Hyderabad: A new study has flagged serious gaps in how catastrophic health expenditure is measured in India, warning that current methods fail to capture the depth of financial distress households face due to medical costs.
The research, by Prof. Dushyant Kumar and Bheemeshwar Reddy A. of BITS-Pilani Hyderabad, examines how families are classified once health spending crosses a fixed threshold of income or consumption. The authors argue that widely used measures treat all such cases alike, whether a household has barely crossed the limit or has been overwhelmed by medical bills.
“That approach hides the intensity of suffering. A family that slightly crosses the threshold is counted in the same way as a family that has lost financial stability altogether. Policy cannot be designed well if measurement ignores this difference,” Prof. Kumar said.
To address this, the study proposes a new framework adapted from poverty measurement, known as a Chakravarty-type index. Unlike conventional methods, it gives greater weight to households facing extreme medical overshoots. “The idea is to recognise inequality within catastrophic health spending itself. Not all distress is equal,” Prof. Kumar added.

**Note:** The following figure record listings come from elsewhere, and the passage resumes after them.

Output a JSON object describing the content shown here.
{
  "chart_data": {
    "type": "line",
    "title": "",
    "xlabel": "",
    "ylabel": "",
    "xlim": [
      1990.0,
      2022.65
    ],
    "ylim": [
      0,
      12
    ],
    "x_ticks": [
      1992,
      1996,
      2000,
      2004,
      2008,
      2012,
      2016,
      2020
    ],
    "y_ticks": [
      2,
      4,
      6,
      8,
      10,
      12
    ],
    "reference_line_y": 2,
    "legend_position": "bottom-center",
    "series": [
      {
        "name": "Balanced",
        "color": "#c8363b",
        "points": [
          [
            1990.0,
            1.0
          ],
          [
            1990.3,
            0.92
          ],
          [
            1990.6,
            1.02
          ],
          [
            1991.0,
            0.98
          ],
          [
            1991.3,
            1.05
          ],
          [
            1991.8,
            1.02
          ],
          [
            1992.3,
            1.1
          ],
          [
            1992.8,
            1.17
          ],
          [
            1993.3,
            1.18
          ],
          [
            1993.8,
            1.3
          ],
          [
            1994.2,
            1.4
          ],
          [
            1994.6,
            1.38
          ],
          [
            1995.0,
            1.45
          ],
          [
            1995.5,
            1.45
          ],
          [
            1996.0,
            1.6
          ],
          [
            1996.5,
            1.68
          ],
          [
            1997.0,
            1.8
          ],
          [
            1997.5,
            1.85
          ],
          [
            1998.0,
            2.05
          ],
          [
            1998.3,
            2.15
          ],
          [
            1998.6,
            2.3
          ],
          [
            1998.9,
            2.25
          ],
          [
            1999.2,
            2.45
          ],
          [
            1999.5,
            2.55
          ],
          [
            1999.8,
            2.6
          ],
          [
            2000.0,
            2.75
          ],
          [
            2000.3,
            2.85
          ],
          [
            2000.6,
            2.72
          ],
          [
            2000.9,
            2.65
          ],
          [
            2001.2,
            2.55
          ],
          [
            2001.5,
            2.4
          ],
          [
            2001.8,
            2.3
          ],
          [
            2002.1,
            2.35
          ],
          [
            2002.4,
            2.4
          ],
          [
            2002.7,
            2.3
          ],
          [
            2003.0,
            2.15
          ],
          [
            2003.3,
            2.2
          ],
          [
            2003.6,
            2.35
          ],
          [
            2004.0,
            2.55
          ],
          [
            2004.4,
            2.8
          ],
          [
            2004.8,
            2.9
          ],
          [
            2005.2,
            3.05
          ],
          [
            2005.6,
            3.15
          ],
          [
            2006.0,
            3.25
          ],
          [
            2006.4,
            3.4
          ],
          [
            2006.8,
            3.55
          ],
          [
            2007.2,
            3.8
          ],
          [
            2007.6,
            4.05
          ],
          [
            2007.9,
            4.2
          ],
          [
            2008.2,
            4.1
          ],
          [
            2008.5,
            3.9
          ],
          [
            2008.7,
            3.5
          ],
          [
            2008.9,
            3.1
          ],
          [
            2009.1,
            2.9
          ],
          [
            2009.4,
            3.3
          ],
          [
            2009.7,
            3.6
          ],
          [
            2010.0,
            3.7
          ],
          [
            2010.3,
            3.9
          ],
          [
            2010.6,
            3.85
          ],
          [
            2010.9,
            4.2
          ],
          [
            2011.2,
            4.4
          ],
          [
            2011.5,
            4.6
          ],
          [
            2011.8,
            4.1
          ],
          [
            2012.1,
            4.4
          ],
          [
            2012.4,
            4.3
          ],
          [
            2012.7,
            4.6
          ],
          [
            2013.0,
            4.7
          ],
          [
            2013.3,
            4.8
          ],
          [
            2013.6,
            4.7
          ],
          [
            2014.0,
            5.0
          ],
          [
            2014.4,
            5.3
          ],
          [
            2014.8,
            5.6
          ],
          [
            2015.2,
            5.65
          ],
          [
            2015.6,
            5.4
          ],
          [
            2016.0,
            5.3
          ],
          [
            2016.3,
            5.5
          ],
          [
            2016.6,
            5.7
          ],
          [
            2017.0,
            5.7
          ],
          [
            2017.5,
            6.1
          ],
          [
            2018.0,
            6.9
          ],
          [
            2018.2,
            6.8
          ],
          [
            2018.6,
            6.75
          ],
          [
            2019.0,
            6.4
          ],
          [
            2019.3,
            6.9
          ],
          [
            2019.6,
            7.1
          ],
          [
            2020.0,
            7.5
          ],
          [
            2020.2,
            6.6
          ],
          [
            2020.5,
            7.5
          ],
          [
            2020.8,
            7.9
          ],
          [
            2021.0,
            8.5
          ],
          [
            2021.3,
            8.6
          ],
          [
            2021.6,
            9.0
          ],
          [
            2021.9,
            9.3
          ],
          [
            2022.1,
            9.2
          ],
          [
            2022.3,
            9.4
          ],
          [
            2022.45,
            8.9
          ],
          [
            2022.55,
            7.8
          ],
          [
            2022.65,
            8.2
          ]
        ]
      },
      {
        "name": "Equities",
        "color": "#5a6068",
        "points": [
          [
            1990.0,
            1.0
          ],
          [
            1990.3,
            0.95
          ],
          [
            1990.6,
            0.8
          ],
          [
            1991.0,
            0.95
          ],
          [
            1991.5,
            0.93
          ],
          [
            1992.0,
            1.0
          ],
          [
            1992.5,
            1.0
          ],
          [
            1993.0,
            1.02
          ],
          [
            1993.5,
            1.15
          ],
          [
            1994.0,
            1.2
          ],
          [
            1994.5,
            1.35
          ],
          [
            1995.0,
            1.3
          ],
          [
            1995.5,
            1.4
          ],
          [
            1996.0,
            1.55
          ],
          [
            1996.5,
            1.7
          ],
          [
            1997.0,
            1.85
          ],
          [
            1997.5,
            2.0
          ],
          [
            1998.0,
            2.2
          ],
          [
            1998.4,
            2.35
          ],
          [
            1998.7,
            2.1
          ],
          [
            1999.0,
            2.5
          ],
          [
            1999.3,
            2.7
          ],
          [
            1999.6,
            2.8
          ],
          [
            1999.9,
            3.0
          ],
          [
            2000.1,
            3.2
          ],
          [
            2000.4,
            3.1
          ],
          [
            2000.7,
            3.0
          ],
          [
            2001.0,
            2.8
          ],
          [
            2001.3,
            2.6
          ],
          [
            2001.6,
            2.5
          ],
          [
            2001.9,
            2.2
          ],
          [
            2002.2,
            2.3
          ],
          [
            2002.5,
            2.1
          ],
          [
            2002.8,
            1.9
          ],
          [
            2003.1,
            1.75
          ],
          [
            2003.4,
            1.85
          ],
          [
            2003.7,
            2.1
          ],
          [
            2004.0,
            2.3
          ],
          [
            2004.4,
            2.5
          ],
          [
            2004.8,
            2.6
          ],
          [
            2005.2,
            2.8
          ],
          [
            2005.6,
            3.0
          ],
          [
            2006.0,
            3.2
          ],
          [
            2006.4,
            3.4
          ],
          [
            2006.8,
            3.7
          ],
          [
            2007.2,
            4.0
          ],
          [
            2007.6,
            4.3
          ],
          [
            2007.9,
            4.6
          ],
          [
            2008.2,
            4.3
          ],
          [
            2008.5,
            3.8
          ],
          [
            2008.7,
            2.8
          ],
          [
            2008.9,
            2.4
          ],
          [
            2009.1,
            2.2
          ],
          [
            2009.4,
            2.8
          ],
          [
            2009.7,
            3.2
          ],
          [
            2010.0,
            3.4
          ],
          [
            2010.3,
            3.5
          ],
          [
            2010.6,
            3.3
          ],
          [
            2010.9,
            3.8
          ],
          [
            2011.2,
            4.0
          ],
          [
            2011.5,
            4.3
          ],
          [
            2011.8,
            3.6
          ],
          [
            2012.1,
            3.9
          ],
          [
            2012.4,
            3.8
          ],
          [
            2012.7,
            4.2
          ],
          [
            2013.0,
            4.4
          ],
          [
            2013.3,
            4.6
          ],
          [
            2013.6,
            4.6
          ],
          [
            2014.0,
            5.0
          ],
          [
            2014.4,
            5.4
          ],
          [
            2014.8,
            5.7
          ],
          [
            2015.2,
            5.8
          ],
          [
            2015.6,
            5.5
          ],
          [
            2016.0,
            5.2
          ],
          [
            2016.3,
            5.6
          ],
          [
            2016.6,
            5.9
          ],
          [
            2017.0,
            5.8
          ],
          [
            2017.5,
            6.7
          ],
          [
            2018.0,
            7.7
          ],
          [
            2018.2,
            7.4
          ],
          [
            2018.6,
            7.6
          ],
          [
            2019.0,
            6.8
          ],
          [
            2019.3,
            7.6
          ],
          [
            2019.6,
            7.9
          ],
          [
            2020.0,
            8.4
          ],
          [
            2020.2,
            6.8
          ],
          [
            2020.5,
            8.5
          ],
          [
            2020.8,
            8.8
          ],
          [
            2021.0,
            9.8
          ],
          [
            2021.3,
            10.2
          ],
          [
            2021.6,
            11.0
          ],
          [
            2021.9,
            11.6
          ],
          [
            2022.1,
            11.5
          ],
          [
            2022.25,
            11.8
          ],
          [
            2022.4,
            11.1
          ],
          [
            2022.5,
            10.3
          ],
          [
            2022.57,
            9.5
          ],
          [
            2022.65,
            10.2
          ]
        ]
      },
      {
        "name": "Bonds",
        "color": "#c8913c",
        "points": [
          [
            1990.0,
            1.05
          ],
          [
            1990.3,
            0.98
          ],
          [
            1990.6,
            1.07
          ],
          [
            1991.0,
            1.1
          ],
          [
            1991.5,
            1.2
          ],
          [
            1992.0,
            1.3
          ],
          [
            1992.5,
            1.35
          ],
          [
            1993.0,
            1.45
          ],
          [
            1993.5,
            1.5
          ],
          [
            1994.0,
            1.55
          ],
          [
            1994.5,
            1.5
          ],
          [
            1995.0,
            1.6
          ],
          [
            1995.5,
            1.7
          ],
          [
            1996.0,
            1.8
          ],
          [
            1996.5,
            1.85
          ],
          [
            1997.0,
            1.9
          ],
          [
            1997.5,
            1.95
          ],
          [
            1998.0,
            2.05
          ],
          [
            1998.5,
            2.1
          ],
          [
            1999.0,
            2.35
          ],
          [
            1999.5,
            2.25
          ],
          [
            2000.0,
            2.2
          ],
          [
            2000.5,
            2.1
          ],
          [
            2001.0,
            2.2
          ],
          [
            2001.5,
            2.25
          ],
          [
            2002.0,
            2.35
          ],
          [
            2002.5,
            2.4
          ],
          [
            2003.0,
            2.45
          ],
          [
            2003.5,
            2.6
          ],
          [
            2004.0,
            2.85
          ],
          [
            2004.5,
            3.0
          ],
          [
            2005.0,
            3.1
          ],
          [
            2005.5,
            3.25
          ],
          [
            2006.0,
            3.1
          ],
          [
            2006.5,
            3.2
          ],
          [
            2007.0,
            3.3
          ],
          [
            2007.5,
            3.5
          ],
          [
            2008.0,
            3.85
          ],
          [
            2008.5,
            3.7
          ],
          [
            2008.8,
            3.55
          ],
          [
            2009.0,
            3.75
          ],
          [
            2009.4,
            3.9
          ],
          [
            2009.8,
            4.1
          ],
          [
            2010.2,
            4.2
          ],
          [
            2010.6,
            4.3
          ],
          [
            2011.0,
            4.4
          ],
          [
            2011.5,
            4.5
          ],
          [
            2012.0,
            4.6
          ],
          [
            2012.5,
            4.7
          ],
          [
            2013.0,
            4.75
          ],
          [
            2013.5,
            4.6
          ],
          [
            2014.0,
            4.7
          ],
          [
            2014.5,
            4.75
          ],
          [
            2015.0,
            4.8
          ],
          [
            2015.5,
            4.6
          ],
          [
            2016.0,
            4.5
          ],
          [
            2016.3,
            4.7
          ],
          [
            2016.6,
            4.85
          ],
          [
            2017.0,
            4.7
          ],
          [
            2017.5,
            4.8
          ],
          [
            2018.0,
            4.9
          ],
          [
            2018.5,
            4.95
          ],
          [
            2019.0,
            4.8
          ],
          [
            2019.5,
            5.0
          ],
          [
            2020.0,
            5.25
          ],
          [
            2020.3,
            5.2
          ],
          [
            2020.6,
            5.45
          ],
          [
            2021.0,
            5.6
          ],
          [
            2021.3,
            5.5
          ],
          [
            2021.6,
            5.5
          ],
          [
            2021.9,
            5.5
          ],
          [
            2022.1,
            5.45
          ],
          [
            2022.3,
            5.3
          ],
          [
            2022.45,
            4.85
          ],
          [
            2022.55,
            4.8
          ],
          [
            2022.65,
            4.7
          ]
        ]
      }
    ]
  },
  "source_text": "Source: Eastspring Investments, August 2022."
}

Bheemeshwar Reddy said the flexibility of the method was crucial for public health policy. “Measurement should help identify who needs urgent protection. If the most vulnerable are drowned out by averages, the system fails them,” he noted.
The study also introduces a way to estimate how long households take to recover financially after catastrophic health spending. Existing models often assume uniform recovery, but the authors argue this is unrealistic. “Recovery depends on how severe the shock was. Households with larger medical overshoots face longer and more uncertain exit paths. Ignoring that gives a false sense of resilience,” Prof. Kumar said.
Using nationally representative household data, the study estimates both catastrophic health expenditure and recovery times across income and social groups. Findings show poorer and marginalised households face higher risks and slower recovery.
According to the authors, the framework offers policymakers a more sensitive tool to assess financial protection in healthcare. “This shifts the focus from counting households to understanding hardship. That distinction matters if health policy is meant to reduce real suffering,” Prof. Reddy told Deccan Chronicle.